The application goes like this:
Let there be a random variable $X$, and $X_{1}, X_{2}, X_{3}$ random variables representing a sample of $X$ that has the same distribution as $X$ and that are independent of each other. In order to estimate the mean $m$ of the variable $X$, we use the following function: $$Y=0.6X_{1}+ 0.1X_{2}+ aX_{3}$$ with $a\in R$
What is the condition so that Y is a biased estimator of the mean $m$ of $X$ ?
I know that for an estimator $\hat{p}$ to be unbiased the condition is that: $$E(\hat{p})=p$$
But for $Y$ to be biased do we just write: $$m \neq 0.6X_{1}+ 0.1X_{2}+ aX_{3}$$
And compute:
$$a \neq \frac{ -0.6X_{1}-0.1X_{2}+m }{ X_{3} }$$
Is this the condition? I'm not really sure about this. I just got this off the web and I read that the answer is $0.3$ I'm not sure if that's true. But if it is how do we get to that?
Thanks a lot.
The definition of unbiased should say that that equality holds for all values of $p$ in the parameter space.
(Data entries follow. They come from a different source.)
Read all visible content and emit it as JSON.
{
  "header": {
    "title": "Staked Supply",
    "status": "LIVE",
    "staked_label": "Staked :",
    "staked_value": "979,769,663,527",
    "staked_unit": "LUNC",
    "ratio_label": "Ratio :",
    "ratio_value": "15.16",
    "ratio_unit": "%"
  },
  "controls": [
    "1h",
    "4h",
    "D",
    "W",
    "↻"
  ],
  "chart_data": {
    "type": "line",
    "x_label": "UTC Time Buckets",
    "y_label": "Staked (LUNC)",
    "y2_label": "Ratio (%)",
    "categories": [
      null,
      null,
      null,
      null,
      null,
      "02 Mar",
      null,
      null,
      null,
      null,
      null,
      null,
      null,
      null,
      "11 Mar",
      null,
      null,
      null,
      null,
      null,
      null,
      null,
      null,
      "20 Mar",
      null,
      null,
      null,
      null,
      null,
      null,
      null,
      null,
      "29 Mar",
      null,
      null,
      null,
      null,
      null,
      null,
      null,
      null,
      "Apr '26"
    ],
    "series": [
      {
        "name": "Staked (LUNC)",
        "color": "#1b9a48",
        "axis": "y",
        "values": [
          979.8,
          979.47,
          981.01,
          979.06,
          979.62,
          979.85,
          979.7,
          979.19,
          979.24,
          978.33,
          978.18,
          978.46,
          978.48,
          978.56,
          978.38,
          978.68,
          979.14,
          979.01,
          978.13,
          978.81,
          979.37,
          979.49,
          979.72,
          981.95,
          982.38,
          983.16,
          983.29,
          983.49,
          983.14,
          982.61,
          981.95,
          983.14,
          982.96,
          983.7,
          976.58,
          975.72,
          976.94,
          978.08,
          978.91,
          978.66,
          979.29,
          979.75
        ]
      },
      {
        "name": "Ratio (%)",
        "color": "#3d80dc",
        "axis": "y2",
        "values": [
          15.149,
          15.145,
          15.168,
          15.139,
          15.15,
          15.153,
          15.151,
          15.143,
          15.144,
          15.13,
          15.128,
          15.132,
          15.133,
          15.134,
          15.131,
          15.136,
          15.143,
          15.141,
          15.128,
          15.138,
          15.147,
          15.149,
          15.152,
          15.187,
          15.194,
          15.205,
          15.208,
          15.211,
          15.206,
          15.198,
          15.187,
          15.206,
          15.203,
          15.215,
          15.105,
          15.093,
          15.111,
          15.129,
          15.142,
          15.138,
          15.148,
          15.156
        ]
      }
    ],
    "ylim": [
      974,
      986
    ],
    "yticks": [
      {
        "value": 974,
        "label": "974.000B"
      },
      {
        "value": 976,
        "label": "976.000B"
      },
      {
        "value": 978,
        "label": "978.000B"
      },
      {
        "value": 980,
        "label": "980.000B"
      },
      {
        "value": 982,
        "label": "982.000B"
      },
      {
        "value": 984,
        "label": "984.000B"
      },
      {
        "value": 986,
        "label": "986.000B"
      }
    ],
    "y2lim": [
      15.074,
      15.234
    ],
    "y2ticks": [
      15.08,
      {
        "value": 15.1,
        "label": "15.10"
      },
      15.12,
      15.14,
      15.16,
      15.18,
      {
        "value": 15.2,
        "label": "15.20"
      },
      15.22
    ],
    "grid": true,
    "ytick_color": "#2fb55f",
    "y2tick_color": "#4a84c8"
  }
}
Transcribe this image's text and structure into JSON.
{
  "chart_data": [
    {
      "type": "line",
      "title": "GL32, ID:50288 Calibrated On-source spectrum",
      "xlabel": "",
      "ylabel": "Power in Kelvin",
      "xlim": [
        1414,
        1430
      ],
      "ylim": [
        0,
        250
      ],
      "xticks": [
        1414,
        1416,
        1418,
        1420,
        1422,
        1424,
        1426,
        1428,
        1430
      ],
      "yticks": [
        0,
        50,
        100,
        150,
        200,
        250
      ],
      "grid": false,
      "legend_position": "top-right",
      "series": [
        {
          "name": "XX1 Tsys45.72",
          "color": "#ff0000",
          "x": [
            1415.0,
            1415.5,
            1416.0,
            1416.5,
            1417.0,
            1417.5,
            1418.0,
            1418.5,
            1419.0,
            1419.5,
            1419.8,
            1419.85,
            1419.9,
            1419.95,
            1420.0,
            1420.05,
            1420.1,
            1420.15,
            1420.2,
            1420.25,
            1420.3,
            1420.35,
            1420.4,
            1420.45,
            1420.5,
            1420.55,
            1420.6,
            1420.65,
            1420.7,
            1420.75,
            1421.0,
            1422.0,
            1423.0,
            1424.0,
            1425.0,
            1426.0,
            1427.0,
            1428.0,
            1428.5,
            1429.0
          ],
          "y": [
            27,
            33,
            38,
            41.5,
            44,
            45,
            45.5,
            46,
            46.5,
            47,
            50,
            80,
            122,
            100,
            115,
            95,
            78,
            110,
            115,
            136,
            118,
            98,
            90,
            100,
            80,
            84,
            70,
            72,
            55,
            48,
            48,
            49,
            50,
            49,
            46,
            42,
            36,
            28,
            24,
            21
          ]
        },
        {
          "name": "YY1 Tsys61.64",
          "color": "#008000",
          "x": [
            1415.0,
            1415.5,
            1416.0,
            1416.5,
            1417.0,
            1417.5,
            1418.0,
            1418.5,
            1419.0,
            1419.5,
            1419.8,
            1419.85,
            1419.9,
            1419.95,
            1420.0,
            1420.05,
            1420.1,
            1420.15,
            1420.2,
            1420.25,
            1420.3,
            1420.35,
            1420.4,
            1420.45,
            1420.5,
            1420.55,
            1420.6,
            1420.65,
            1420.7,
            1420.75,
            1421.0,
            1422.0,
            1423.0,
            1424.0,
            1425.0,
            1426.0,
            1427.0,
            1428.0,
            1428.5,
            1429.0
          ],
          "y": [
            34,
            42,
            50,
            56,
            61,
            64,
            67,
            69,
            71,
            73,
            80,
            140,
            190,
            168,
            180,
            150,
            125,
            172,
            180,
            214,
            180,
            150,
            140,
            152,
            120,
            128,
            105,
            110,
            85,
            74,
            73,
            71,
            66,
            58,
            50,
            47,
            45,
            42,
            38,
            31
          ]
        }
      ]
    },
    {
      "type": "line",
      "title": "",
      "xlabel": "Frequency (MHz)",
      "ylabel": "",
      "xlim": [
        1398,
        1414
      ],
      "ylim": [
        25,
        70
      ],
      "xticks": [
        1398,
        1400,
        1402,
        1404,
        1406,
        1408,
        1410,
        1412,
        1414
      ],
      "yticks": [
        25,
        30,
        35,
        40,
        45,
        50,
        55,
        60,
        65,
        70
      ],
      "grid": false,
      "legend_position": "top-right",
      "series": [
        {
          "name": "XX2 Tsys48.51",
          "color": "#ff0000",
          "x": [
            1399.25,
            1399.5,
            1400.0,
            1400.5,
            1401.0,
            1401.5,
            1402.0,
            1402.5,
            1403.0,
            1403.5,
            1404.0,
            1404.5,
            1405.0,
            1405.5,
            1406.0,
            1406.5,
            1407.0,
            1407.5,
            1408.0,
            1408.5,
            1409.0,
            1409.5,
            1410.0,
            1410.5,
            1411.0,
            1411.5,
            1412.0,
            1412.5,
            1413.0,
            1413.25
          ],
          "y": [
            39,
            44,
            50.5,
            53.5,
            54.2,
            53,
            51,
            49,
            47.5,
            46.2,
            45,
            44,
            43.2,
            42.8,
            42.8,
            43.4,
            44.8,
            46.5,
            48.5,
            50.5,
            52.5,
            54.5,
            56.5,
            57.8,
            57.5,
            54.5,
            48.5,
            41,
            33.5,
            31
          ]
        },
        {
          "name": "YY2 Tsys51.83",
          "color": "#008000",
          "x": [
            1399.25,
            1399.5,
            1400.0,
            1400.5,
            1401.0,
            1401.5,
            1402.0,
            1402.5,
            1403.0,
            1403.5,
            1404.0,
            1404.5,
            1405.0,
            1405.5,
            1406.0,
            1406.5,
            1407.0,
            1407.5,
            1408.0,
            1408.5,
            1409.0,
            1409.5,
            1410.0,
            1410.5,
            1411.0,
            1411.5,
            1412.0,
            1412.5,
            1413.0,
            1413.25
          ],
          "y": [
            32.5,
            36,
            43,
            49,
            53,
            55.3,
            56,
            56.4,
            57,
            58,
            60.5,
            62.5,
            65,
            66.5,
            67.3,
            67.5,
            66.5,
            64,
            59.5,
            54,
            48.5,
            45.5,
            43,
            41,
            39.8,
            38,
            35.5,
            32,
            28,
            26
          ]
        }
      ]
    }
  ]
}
As $p$ changes, then so does $\operatorname E(\widehat p),$ but it should change in such a way that it remains equal to $p.$
You have \begin{align} \operatorname E(Y) & = \operatorname E(0.6X_1+ 0.1X_2+ aX_3) \\[10pt] &= 0.6\operatorname E(X_1) + 0.1\operatorname E(X_2) + a\operatorname E(X_3) \\[10pt] & = 0.6m + 0.1 m + am \\[10pt] & = (0.7+a) m \\[10pt] & = m. \end{align} Solve for $a,$ and you can assume $m\ne0,$ since the definition of unbiasedness says the equality must remain true as $m$ changes.